A few progressive commentators have pointed out that the phrase "government n****r" is sometimes used by white people in the south to describe black people who receive welfare or other government benefits. Is it possible that Santorum was about to trip up by spouting a colloquialism that might be accepted in his inner circle, but certainly isn't acceptable for use in the public arena?
Well, maybe. Neither phrase really makes any sense in context. Santorum was describing how Obama's anti-war politics turned out to be more of a facade than anything, luring voters in with the promise of peace when really he's continued to maintain more or less the military status quo. What does that have to do with welfare? By contrast, I've never heard of such a thing as an "anti-war governmentnik" either. Was he trying to Sovietize common English? Is he calling Obama a communist? What's going on in there?
To me, it sounds like Santorum's just burping up word salad for a minute there. I'm pretty sure even he knows that the n-word isn't allowed in political speeches (or any white person's speech, ever) and he doesn't look like he was half a second away from a verbal land mine. You'd think if he caught himself about to use that word about the president, he'd have a bit more of an oops-face going on.

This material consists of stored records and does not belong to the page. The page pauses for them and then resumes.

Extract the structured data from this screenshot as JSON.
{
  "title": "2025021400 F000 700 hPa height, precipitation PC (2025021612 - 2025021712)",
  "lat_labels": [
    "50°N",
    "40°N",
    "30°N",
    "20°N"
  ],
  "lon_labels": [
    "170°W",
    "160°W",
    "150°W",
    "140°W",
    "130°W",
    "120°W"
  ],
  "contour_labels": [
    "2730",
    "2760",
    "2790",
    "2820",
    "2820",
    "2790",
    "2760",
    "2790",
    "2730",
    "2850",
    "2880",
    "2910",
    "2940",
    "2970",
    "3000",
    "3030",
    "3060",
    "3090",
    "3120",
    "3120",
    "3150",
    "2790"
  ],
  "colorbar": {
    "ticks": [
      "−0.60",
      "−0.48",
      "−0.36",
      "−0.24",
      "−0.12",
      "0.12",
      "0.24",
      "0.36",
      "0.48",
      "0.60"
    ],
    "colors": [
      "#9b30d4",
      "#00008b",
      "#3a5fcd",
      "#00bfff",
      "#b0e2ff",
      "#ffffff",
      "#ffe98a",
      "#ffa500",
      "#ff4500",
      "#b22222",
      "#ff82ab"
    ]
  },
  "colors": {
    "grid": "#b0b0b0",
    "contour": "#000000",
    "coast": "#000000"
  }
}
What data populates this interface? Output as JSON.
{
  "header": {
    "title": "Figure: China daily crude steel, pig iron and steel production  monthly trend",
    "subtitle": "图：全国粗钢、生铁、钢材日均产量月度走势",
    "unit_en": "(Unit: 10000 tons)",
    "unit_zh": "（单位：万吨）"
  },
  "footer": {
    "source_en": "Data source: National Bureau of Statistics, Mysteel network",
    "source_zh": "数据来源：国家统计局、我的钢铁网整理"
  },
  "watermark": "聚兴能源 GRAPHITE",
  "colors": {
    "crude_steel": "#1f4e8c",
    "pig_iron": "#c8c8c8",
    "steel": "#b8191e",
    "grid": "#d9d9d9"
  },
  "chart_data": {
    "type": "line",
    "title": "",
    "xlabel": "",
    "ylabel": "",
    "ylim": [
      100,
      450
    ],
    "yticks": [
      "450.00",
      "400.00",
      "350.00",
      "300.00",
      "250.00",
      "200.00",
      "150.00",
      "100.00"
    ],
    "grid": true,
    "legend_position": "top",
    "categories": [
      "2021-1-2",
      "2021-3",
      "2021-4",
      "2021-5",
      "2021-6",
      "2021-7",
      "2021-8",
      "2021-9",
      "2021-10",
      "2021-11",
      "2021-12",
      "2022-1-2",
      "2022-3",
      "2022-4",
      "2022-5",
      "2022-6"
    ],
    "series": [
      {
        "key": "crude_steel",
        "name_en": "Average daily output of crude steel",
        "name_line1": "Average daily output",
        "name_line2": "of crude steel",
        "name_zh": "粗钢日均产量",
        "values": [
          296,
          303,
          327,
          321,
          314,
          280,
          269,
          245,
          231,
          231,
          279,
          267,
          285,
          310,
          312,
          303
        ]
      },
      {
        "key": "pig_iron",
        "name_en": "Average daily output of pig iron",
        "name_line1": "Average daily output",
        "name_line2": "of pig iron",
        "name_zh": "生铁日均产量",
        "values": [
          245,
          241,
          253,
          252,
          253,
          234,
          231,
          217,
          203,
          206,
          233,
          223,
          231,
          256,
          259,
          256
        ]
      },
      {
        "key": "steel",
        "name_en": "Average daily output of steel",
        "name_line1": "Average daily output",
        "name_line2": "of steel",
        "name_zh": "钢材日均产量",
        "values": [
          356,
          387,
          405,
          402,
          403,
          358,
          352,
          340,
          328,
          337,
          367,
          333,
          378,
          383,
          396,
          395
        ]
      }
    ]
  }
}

There are plenty of reasons to dislike Santorum as he stands. He doesn't even need to slip up this late in the game. His entire platform is enough to demonstrate his incompetence. But this widespread accusation of racist language might be the nail in the coffin for him. In which case, I guess it's a good thing that he's being misheard. The thought of even the slightest possibility of a President Frothy makes me want to curl up under my bed for the next four years.